Rescue Line components
We are experimenting with TCS3200 and TCS34725 color sensors to detect the green square. On one hand, the TCS3200 requires a lot of digital ports and computationally expensive pulseIn() commands to get the readings, however the TCS34725 requires an I2C multiplexer since its I2C addressed cannot be changed (to my knowledge). We are also using a DRV8833 Dual Motor Driver IC to power our 2 (old) Faulhaber 2224 motors. We chose this over the popular TB6612 since it has over-current protection, and we don’t need the higher input voltage since we are running on a 2S 7.2V battery for rescue line. Lastly, for our light sensors we would be using the same TEMT6000 in our Soccer robots. However, to interface our light sensors with our main processor, we would have a STM32 on each light sensor board and use SPI between them since there are limited UART interfaces in the STM32F103.
Oops, that was a little too wordy…
Rescue Line Robot Base
If it is not obvious from the above, my main expertise is in electronics and I have not dabbled too much with 3D CAD designing in the past.

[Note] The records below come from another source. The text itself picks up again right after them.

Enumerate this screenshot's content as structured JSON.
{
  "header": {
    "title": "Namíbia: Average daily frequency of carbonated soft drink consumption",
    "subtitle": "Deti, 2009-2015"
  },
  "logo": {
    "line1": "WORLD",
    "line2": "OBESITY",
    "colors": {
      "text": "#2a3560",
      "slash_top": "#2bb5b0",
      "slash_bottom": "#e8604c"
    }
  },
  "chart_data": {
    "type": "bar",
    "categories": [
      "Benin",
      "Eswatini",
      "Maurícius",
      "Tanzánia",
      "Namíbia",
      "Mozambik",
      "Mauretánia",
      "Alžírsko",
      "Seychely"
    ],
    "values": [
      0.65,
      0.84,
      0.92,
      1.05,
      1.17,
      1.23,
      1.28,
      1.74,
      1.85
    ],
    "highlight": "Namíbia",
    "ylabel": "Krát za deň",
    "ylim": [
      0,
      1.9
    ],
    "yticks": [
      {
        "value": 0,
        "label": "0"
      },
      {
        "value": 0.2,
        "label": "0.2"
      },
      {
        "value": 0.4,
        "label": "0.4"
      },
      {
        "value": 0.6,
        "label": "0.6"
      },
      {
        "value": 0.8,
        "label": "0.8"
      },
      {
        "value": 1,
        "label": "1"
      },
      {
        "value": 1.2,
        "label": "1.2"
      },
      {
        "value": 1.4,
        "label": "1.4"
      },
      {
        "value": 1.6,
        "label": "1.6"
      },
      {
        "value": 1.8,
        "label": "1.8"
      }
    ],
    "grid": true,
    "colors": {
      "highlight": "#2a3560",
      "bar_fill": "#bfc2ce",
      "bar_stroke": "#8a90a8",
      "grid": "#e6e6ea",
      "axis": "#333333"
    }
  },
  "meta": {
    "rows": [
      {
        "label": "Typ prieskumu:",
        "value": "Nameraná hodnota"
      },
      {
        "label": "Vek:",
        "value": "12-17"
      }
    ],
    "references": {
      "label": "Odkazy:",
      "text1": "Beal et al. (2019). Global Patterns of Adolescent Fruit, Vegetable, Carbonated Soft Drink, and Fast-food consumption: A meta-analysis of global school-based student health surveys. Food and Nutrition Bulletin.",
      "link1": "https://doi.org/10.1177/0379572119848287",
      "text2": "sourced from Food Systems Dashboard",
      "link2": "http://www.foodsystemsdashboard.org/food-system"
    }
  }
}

However, now I need to design an entire robot on my own (with DY but he also doesn’t really know 3D CAD yay!). In order to design this I have went from Fusion 360 to Autocad and back to Fusion 360 again, and realised that my workflow was completely wrong and messy, and now I am redoing the whole design. Great times! 🙂
However, I have managed to kind-of come up with a base design with my ghetto designing skills:
But unexperienced me decided to make the entire base one solid 3d printed chunk rather than split it up, and thus used up 100g of filament in one shot!!! Nevermind, at least it works.
Redesign coming right up but not before my test PCB is complete…
Most of my time last year was spent on FLL so the PCB was completed only like 2 weeks before the competition… Lets just hope that with no FLL this year it can be completed a little earlier!